Caitlin Shane, a lawyer specializing in drug policy at Vancouver’s Pivot Legal Society, said the threshold quantity of 2.5 grams is too low for individuals in greatest need of decriminalization, such as those in remote communities or with mobility issues, who do not have regular access to a drug supply. Those who do not have homes and must carry all their possessions at once, and those who use larger quantities also tend to carry more than that amount at a time.

For these individuals, fear of police involvement will continue to drive drug use underground and deter them from seeking harm-reduction services, she said, noting that people should not be criminally sanctioned if possession is for their own use, regardless of the amount.

“We’re kind of setting ourselves up for failure because we’re still arresting people and incarcerating them and putting the fear in people for possession,” Ms. Shane said.

Bernie Pauly, a professor in the school of nursing at the University of Victoria and scientist with the Canadian Institute for Substance Use Research, said that by setting the threshold at 2.5 grams, there’s a potential for a “rebound effect.” Certain communities, including those who are racialized, could come under even more scrutiny from police, who may target them to determine how much they are carrying, and if found to possess more than the limit they could face harsher penalties, she said.

The federal government should be looking to establish a model for decriminalizing drug possession for all of Canada, not just individual jurisdictions that apply for exemptions, which will result in “a patchwork situation,” Ms. Shane said.

“You’re also going to be leaving it only to those cities or provinces that have political motivation,” she said. “That shouldn’t be the basis for health policy or drug policy.”

Decriminalization is not a stand-alone solution, Dr. Pauly said. For it to be effective, it’s necessary to address some of the other root causes of the crisis, which means people must have access to harm-reduction services and treatment on demand, adequate housing, a decent income and the opportunity to address all forms of trauma, she said.

Even though B.C.’s approach is a positive step, “we can’t just sort of keep taking these small steps in the right direction,” Dr. Pauly said. “We actually have to have a full scale-up of a comprehensive approach.”

Dr. Bennett said it’s critical to seek out what works and what doesn’t from everywhere possible. To learn from other jurisdictions outside Canada, she visited Oregon, Washington state and Colorado in late August.

One of the key lessons, was that “if we’re going to move people from the criminal justice system into a health and social service setting, that the services have to be there.”
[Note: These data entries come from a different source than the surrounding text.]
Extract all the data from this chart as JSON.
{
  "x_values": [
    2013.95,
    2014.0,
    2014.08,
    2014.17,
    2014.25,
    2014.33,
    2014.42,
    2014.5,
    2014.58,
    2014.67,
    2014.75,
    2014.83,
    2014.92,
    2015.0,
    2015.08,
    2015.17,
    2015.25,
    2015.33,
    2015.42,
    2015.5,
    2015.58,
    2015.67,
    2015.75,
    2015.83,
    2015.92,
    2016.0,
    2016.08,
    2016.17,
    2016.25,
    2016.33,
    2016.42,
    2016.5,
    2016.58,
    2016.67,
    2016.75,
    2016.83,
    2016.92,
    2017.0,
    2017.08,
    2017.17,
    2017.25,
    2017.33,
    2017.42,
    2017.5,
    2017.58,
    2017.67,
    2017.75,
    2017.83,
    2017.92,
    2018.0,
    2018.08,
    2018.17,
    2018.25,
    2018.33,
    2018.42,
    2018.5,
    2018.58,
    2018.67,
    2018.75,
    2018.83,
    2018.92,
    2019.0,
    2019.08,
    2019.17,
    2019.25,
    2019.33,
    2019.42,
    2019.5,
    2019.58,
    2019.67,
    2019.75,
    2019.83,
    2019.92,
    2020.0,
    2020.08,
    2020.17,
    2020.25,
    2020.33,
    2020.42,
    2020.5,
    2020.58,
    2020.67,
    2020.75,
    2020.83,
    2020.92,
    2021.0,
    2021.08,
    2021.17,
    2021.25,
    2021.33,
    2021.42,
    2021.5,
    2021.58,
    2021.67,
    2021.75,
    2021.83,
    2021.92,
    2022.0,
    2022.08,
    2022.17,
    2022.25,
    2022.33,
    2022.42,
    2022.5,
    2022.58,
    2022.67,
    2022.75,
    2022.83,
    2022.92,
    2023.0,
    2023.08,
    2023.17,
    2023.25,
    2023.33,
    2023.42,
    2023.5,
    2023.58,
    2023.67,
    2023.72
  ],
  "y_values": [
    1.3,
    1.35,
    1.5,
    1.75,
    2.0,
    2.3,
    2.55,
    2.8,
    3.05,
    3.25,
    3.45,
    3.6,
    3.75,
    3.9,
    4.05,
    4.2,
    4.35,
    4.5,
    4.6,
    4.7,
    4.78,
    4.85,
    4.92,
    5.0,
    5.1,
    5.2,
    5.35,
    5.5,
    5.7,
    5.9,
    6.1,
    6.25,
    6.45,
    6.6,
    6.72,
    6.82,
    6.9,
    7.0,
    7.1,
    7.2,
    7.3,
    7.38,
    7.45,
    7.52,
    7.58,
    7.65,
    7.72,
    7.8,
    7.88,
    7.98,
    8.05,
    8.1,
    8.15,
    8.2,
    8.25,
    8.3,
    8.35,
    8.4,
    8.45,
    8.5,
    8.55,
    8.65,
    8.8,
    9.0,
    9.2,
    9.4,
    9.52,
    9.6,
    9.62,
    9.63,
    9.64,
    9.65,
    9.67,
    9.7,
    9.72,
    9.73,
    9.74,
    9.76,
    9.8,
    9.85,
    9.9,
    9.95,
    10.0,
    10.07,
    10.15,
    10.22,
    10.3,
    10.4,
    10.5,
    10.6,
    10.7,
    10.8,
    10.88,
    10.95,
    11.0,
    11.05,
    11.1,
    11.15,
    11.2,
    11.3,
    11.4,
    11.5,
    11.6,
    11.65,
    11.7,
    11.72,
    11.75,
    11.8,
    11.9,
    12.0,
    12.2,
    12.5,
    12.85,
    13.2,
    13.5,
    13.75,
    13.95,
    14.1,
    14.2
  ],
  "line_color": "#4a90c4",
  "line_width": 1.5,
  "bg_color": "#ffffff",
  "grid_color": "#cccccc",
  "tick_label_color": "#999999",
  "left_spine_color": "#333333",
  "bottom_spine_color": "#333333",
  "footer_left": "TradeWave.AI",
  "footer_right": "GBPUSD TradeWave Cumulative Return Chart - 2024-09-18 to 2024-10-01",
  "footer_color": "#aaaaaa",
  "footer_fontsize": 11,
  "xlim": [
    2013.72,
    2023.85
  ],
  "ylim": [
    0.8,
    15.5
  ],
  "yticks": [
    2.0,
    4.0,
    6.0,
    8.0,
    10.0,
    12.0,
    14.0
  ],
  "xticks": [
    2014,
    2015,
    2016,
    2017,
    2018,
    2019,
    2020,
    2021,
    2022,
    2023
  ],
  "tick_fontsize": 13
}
She was particularly impressed with co-responder models she saw, where mental-health professionals and police work together to handle serious situations. She also took note of the STAR (Support Team Assisted Response) program in Denver, which sends teams of mental-health clinicians and paramedics or emergency medical technicians to respond to low-risk 911 calls, such as for welfare checks.

Governments need to listen and give decision-making power to people who use drugs and are the experts on what works and what doesn’t, Ms. Shane said.

“As much as every level of government likes to say that they listen to people who use drugs and they value experiential knowledge, what we see in practice is completely the opposite.”